Damit ist das keine  Fischwilderei, sondern Diebstahl.
Voraussetzung ist aber, dass auch etwas gestohlen wurde. Man muss den beiden Anglern nachweisen, dass es ihre Fische waren die im Wald lagen.

Schadenersatz ist eine ganz andere Geschichte. Sollten die beiden verurteilt werden, könnt ihr euch einen Anwalt nehmen und die beiden auf Schadenersatz verklagen.

SneeP


----------



## Gü.a.Pa. (24. September 2016)

*AW: Schwarzangler erwischt*

Wie schon "Sneep" Schreibt ist das Diebstahl !
Auch der Versuch ist Strafbar!

Das dumme ist nur das dein Vater nicht gleich die Polizei gerufen hat bevor er auf die Schwarzfischer zugegangen ist !
Ob die Schwarzfischer ohne Daten zu finden sind ist fraglich.
Und ob die Fische von den Schwarzfischern sind die im Wald waren kann nur die Polizei vor Ort feststellen.


----------



## Carsten_ (25. September 2016)

*AW: Schwarzangler erwischt*



Sneep schrieb:


> Schadenersatz ist eine ganz andere Geschichte. Sollten die beiden verurteilt werden, könnt ihr euch einen Anwalt nehmen und die beiden auf Schadenersatz verklagen.
> 
> SneeP



Die Pflicht Schadensersatz zu leisten ist aber weder von der Verurteilung abhängig, noch überhaupt davon abhängig ob eine Straftat begangen wurde. Nur dass da kein falscher Eindruck entsteht. Einfachstes Beispiel: elfjähriges Kind beschädigt absichtlich Scheibe, Strafunmündig da keine 14, Schadensersatzpflichtig da über 7 Jahre alt.

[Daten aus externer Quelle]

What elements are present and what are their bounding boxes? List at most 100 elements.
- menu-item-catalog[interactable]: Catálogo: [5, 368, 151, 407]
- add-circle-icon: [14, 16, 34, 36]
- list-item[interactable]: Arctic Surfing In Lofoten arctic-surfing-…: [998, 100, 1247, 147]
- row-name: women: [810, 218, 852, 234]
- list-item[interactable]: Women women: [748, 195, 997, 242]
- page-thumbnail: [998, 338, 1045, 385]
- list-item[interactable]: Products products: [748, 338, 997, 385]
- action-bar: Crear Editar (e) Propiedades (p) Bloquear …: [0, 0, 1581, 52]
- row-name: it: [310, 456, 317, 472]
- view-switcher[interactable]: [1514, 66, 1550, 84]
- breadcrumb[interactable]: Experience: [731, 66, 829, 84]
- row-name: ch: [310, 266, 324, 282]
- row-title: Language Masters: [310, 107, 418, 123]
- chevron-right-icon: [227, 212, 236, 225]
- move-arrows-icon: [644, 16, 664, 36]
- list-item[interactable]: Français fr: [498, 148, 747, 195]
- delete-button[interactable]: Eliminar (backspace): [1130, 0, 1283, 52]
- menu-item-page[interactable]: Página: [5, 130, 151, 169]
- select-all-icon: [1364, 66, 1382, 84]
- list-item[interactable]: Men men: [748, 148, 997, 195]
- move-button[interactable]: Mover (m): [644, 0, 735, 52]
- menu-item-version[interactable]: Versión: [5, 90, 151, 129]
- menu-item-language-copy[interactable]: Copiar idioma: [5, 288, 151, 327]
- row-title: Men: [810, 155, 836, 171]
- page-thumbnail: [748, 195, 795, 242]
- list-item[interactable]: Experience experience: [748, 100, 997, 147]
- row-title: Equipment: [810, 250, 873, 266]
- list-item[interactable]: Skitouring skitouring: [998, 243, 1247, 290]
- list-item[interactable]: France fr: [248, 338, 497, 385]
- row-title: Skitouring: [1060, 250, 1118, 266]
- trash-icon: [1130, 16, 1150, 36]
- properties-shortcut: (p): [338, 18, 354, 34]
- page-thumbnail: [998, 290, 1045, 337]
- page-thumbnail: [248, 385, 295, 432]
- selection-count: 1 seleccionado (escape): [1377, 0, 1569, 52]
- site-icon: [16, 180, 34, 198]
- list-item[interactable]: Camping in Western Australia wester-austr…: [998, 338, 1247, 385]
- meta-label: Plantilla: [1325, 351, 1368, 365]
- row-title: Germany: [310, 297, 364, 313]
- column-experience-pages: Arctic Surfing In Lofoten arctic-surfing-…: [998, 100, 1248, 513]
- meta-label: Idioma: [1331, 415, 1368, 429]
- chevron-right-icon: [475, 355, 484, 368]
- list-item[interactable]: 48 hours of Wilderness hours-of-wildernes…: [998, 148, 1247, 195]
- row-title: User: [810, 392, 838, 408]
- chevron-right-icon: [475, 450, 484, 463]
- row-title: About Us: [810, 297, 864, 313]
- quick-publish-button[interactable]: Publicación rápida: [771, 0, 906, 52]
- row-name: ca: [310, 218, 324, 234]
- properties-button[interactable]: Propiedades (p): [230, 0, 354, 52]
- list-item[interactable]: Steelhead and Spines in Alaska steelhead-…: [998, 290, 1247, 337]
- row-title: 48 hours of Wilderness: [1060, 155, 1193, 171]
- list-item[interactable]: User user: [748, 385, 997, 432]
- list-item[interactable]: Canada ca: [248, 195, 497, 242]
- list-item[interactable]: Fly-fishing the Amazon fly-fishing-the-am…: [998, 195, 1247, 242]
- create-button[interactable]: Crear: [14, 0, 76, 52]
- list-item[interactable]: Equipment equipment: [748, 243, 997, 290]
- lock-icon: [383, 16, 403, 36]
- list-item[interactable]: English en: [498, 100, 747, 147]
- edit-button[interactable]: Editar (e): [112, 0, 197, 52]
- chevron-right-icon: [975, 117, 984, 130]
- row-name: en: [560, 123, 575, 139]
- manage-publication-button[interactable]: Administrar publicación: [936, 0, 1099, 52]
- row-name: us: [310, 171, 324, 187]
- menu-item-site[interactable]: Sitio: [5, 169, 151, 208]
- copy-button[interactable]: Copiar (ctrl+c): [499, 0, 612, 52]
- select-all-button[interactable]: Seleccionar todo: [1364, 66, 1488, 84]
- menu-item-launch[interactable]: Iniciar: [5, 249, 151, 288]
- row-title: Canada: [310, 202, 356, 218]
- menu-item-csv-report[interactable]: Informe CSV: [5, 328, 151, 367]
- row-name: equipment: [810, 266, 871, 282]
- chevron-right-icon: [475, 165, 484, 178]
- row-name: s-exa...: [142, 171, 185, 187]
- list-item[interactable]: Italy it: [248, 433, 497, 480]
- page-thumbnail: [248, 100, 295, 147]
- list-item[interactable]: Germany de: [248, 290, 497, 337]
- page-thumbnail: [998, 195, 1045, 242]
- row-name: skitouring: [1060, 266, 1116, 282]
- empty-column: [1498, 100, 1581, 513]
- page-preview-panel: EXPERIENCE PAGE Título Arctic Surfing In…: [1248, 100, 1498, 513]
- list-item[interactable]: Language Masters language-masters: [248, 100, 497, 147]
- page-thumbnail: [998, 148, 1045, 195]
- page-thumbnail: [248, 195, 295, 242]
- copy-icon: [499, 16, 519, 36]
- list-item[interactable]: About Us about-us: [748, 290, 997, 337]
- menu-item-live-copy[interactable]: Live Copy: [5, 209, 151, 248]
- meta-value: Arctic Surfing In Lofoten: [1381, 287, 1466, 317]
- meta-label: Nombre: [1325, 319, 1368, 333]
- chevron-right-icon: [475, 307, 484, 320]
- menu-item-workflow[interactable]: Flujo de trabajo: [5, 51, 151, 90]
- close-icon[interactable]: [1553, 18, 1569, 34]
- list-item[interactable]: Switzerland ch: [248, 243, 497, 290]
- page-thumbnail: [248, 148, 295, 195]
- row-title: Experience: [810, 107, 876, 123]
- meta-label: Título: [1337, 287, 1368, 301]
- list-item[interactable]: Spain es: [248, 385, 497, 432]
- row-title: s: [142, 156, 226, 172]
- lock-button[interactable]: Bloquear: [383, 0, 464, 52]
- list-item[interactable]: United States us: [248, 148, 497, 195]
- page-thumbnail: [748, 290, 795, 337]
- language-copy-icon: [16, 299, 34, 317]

Aber wie die Vorredner schon sagten, die Angler sagen: nichts gefangen, diese schon über alle Berge und dann wird eine Tüte mit Karpfen im Gebüsch gefunden. Ob man hier eine Verurteilung nach dem Straf- oder bürgerlichem Gesetzbuch erreicht ist sicherlich fraglich.

Infrage kommt eventuell ob hier Hausfriedensbruch vorliegt, dafür müsste dass Gelände (wenigstens für den rechtschaffenden Bürger) als geschlossenes Grundstück erkennbar sein (Schilder, Zaun, Hecke eindeutig als Zaunersatz, Mauer, usw.). 

 Anzeige würde ich dennoch erstatten, nicht dass hier der Eindruck entsteht dass man nichts zu befürchten hat.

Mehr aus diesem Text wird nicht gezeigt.